Tim supervisi Pemerintah Provinsi Jambi, telah turun ke lapangan untuk menilai tujuh persyaratan dalam pemberian izin pengelolaan pasar Angso Duo kepada PT Eraguna Bumi Nusantara. PLH Asisten II Setda Provinsi Johansyah mengatakan, tim sudah melakukan penilaian sejak satu bulan yang lalu. Dari hasil penilaian masih ditemukan catatan yang harus dipenuhi oleh pihak pengelola.

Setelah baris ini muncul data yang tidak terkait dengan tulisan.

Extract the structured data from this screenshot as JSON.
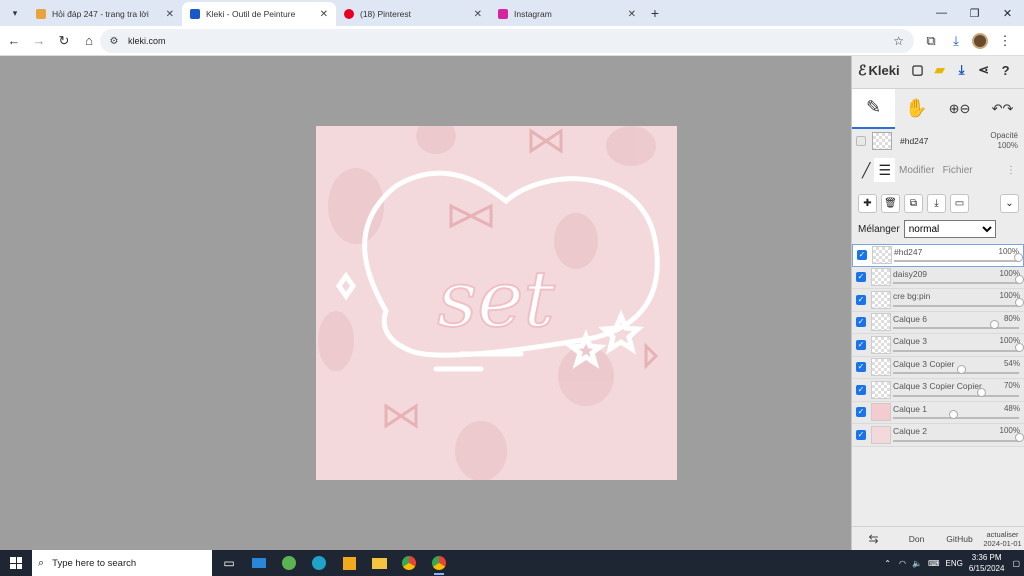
{
  "browser": {
    "tabs": [
      {
        "title": "Hỏi đáp 247 - trang tra lời",
        "fav_color": "#e8a33d",
        "active": false
      },
      {
        "title": "Kleki - Outil de Peinture",
        "fav_color": "#1a57c9",
        "active": true
      },
      {
        "title": "(18) Pinterest",
        "fav_color": "#e60023",
        "active": false
      },
      {
        "title": "Instagram",
        "fav_color": "#d6249f",
        "active": false
      }
    ],
    "url": "kleki.com"
  },
  "app": {
    "logo": "Kleki",
    "current_layer_label": "#hd247",
    "opacity_label": "Opacité",
    "opacity_value": "100%",
    "panel_tabs": [
      "Modifier",
      "Fichier"
    ],
    "blend_label": "Mélanger",
    "blend_value": "normal",
    "layers": [
      {
        "name": "#hd247",
        "opacity": "100%",
        "opacity_value": 100,
        "selected": true
      },
      {
        "name": "daisy209",
        "opacity": "100%",
        "opacity_value": 100,
        "selected": false
      },
      {
        "name": "cre bg:pin",
        "opacity": "100%",
        "opacity_value": 100,
        "selected": false
      },
      {
        "name": "Calque 6",
        "opacity": "80%",
        "opacity_value": 80,
        "selected": false
      },
      {
        "name": "Calque 3",
        "opacity": "100%",
        "opacity_value": 100,
        "selected": false
      },
      {
        "name": "Calque 3 Copier",
        "opacity": "54%",
        "opacity_value": 54,
        "selected": false
      },
      {
        "name": "Calque 3 Copier Copier",
        "opacity": "70%",
        "opacity_value": 70,
        "selected": false
      },
      {
        "name": "Calque 1",
        "opacity": "48%",
        "opacity_value": 48,
        "selected": false
      },
      {
        "name": "Calque 2",
        "opacity": "100%",
        "opacity_value": 100,
        "selected": false
      }
    ],
    "footer": {
      "don": "Don",
      "github": "GitHub",
      "update_label": "actualiser",
      "update_date": "2024-01-01"
    },
    "canvas_text": "set"
  },
  "taskbar": {
    "search_placeholder": "Type here to search",
    "lang": "ENG",
    "time": "3:36 PM",
    "date": "6/15/2024"
  }
}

Seperti pengelolaan parkir yang belum dilakukan secara elektronik, kemudian keamanan yang belum melibatkan pihak Pemprov, ketiga kelengkapan mobil pemadam kebakaran yang belum dipenuhi. Selanjutnya pengelolaan sampah dan limbah cair yang harus diperbaiki, dan terakhir mereka harus memperbaiki kios maupun ruko yang mengalami rusak, berdasarkan rekomendasi dari Dinas PUPR Provinsi Jambi.

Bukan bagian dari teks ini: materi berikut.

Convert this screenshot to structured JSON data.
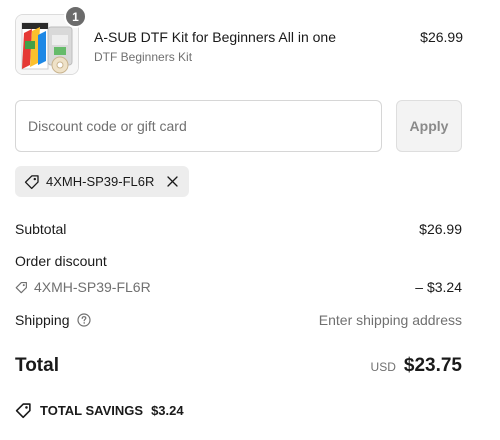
{
  "line_item": {
    "quantity": "1",
    "title": "A-SUB DTF Kit for Beginners All in one",
    "variant": "DTF Beginners Kit",
    "price": "$26.99",
    "image_icon": "product-thumbnail"
  },
  "discount": {
    "placeholder": "Discount code or gift card",
    "value": "",
    "apply_label": "Apply"
  },
  "applied_code": {
    "code": "4XMH-SP39-FL6R",
    "icon": "tag-icon",
    "remove_icon": "close-icon"
  },
  "summary": {
    "subtotal_label": "Subtotal",
    "subtotal_value": "$26.99",
    "order_discount_label": "Order discount",
    "discount_code": "4XMH-SP39-FL6R",
    "discount_value": "– $3.24",
    "shipping_label": "Shipping",
    "shipping_value": "Enter shipping address"
  },
  "total": {
    "label": "Total",
    "currency": "USD",
    "amount": "$23.75"
  },
  "savings": {
    "label": "TOTAL SAVINGS",
    "amount": "$3.24"
  },
  "colors": {
    "text": "#1a1a1a",
    "muted": "#707070",
    "badge": "#6b6b6b",
    "chip_bg": "#ededed",
    "button_bg": "#f3f3f3"
  }
}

Johansyah menambahkan, lima catatan tersebut sudah disampaikan kepada pihak PT EBN, agar segara melengkapi maupun memperbaiki hasil dari temuan tim di lapangan.
“Dalam minggu ini tim supervisi dari Pemprov kembali turun untuk melihat progres lima catatan yang telah disampaikan. Jika catatan tersebut belum dikerjakan, maka izin pengelolaan tidak akan diberikan.” pungkas Johansyah.